Thanks to Michael Bishop for providing EcoWatch this firsthand account of what happens when a company like Trans Canada claims eminent domain on one’s property and begins building a tar sands pipeline—the southern leg of the Keystone XL. Unfortunately, this is one of many examples of corporations putting profits before human health and the environment in pursuit of extreme fossil fuel extraction. The good news is that people like Michael Bishop are fighting back.
My name is Michael Bishop and I am a landowner in Douglass, Texas in Nacogdoches County. I am the victim of eminent domain by a foreign, private corporation. I received a letter from Trans Canada in 2008 informing me that my property had been selected as a potential route for their “crude oil” pipeline. At that time, the line was to go on the eastern border of my property and would cross my creek. It was also going to adversely affect my neighbors as well.

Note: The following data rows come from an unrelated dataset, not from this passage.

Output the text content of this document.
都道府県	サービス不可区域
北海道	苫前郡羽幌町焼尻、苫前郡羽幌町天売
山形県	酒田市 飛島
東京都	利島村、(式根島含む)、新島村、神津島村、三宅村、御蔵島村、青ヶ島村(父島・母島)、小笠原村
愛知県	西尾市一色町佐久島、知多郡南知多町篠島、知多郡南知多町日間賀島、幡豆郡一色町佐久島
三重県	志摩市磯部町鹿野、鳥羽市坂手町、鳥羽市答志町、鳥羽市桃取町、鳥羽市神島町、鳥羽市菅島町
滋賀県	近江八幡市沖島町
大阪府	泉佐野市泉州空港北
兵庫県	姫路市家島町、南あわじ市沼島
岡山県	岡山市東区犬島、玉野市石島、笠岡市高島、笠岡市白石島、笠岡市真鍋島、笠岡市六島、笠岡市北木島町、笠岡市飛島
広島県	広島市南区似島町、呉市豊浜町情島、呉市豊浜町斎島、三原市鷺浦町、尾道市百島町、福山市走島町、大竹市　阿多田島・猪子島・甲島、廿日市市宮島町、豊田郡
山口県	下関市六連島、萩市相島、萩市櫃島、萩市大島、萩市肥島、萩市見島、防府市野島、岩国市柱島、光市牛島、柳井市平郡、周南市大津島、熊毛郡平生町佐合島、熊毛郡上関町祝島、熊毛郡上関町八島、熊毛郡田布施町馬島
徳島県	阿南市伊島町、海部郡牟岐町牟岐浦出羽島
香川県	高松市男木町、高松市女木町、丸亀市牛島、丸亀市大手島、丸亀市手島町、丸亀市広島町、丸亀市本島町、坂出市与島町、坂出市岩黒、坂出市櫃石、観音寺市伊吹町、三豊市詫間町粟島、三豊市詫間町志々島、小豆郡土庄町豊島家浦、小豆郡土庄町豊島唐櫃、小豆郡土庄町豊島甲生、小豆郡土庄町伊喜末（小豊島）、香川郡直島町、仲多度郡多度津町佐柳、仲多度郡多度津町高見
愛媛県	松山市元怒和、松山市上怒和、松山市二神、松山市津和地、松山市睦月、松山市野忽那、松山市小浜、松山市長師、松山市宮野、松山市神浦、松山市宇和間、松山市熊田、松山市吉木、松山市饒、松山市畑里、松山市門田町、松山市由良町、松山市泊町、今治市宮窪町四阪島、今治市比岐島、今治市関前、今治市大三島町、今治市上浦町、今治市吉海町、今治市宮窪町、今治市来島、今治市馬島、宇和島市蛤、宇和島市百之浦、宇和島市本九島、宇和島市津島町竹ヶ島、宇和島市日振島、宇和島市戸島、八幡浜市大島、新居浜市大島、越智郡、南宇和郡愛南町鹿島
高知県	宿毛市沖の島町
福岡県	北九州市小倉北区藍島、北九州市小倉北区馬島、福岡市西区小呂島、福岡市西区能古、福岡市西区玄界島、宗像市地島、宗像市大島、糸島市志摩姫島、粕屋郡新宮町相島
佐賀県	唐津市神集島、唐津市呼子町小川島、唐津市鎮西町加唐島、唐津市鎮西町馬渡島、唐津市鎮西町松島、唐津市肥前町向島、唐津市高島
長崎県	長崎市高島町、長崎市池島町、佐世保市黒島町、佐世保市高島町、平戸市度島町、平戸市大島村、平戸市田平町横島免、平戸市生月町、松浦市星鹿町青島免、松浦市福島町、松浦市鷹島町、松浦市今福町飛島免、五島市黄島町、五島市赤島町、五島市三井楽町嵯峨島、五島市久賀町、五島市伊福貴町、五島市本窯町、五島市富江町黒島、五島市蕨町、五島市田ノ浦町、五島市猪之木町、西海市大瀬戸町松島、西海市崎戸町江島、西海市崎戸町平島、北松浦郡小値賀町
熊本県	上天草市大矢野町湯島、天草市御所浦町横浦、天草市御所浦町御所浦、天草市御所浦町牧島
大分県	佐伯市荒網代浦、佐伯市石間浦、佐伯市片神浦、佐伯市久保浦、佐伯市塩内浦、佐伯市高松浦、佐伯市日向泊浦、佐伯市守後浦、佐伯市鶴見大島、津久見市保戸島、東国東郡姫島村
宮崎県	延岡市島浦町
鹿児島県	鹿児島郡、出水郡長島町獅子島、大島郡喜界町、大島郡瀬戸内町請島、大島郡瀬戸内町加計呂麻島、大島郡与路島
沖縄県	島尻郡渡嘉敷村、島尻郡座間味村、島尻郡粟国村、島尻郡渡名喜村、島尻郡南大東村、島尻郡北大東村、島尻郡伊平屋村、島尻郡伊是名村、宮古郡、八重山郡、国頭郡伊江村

It was something beyond my control and I simply forgot about it until my wife woke me up one morning to let me know people were on our property. I immediately went out and confronted the trespassers who informed me they represented Trans Canada and that they were there to perform historical and archaeological evaluations and to survey the route of the proposed pipeline. I immediately told them to leave my property. They had not notified me, given me the courtesy of a phone call or knocked on my door. I was told that if I refused to allow them access to my property, I would go to jail. As a former Marine, this became a major point of anger for me and I told them that if they did not leave my property, I would call 911. They left. I did not hear anything from them for quite some time.
The western edge of my property is also away from where I raise food for my family since 1988. I was told by those two individuals that I was one of the few people in the county that had “not settled” and that Trans Canada had all of their construction permits in place and were ready to begin work. We agreed, shook hands and I left with a fairly good feeling. It’s important to remember that I refused any compensation for the right of way they were seeking.
Time went by and I had heard nothing from the two representatives from Trans Canada, so I emailed Johnston. He finally responded but informed me that the company had decided to come across my 14 acre tract (the homestead tract) instead of the “free offer” of the adjacent, adjoining six acre tract where existing pipelines already existed. I was furious and felt betrayed. His explanation was, “Your neighbor in the land behind you has a lake that we cannot bore under and therefore we had to reroute the pipeline.”
That neighbor’s lake is a small cattle “tank,” not a pond, and I couldn’t drown in it if I was trying to commit suicide. I told them to f**k off and that I would fight them.